No, it was a complete kamikaze operation. I had a rough set of guidelines from Justin about some rhythms that he’d like to hear—just some musical settings that he’d like us to explore, but his guidelines were loose, nothing too specific. Justin asked me to make the music feel generally like the Dead vibe but not too close. Again, it was a fine line, and I think Justin asked me because it’s possible that I have an ability to do that.

I’m not going to make the claim because it could change at any moment, but that was it. This whole thing was about paying respect. This was not about my music. This wasn’t about advancing a personal agenda. It was just literally— without beating the overused term into the ground—giving back. So that’s what we ran on, and we didn’t really have time to prepare beforehand because it all fell together very quickly. Also, having to make that amount of music is so daunting that it would have taken me months to prepare music in advance. Since I didn’t have that kind of time, I just went on the trust of a great group of musicians, a great engineer and the sound of a great studio.

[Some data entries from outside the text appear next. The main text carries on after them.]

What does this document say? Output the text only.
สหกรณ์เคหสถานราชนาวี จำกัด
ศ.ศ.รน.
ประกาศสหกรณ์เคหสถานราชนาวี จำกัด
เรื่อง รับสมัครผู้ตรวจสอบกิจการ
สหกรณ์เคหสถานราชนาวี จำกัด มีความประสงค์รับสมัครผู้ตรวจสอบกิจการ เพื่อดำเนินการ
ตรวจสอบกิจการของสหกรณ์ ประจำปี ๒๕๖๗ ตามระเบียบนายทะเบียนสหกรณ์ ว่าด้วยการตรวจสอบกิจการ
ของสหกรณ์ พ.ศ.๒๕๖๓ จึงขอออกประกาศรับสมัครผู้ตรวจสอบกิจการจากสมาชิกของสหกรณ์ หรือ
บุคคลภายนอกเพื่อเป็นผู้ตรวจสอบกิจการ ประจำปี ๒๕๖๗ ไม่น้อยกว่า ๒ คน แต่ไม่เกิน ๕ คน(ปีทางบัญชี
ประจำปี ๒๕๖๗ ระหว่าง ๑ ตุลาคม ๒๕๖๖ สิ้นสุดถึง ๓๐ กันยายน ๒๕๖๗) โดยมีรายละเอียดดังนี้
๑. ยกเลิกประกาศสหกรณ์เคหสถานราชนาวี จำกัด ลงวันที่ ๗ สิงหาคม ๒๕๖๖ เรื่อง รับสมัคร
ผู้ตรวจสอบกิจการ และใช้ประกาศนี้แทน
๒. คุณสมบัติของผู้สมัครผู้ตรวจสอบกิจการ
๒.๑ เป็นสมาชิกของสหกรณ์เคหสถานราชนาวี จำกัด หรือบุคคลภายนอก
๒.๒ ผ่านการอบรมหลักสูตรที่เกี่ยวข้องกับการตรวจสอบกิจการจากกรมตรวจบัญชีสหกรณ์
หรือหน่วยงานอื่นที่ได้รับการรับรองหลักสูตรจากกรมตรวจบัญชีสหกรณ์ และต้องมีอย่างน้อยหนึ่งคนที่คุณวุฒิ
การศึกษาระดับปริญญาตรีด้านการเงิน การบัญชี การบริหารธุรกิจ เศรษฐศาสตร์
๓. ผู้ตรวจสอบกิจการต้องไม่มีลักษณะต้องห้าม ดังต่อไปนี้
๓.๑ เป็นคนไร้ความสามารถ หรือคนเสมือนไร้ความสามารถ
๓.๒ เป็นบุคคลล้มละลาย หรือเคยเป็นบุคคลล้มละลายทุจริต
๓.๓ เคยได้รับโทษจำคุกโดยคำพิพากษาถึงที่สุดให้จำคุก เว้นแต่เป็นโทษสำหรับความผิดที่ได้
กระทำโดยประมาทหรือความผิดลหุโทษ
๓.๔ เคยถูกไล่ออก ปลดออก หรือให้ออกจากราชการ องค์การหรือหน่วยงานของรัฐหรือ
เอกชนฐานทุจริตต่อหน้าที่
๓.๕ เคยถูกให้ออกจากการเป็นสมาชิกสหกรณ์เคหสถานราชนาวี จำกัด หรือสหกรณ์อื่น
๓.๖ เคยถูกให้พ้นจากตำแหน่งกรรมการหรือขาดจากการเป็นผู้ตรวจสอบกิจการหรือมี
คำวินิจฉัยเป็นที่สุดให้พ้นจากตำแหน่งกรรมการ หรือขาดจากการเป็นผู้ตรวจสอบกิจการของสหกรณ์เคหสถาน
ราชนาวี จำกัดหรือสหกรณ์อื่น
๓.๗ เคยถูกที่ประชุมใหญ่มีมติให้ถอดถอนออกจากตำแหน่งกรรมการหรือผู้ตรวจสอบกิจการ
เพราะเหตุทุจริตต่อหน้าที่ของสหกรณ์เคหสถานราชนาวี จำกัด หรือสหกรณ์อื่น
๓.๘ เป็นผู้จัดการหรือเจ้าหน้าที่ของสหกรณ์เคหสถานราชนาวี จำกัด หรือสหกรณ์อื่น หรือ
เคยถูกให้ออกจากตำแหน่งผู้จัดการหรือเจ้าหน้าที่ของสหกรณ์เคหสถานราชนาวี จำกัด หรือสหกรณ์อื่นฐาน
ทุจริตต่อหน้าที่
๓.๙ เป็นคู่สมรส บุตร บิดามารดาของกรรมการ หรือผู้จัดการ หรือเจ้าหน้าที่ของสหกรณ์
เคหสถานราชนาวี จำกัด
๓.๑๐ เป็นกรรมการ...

This was all of us going deeply into our Grateful Dead influence and bringing it forth, and trying to walk that fine line between being reverent and staying within the sounds and staying within that color palette. There is a palette of Grateful Dead musical colors that is there to work with and if you go too far outside of it, then it doesn’t feel familiar. It doesn’t feel right, but if you just mimic or if you just kind of paint by numbers, then it’s too close to the source and somehow, it undermines the mission. So there’s this really fine line that we tried to walk and a small window to try to fit ourselves through. The sensitivity of these musicians is what made it successful. We did it all in two days. We did it all live. There are no overdubs. We just caught lightning in a bottle.

Did you see any of the videos that Justin created before you went into the studio or while you were there?

That’s the other important point to make: We made the music blind. We saw none of the visuals because they weren’t finished yet. We didn’t score to the visuals. We didn’t know what people were going to be seeing. We had no idea of what the experience would be. I think what made it successful is that we worked in a void. Sometimes, that’s the best way to work.

You came up with playful titles for many of the tracks. Can you share some of those? 

The title for one of the pieces is “Hallucinate A Solution,” and that was something that I heard Phil say one night. We were playing at Terrapin [Crossroads, with Phil Lesh & Friends], and one of the band members asked him how we were going to make a certain transition in the set we were about to play because Phil had an elaborate transition he wanted to make between songs. He said, “I’m not really sure. Why don’t we just hallucinate a solution as we’re playing?” And I thought, “Wow! What a fantastic title!” So “Hallucinate A Solution” is one of the titles. “Franklin’s of the World” is another very tongue-in-cheek song title. “Fakedown Street” is another self-deprecating title. This whole thing was done with reverence, respect and a sense of a humor.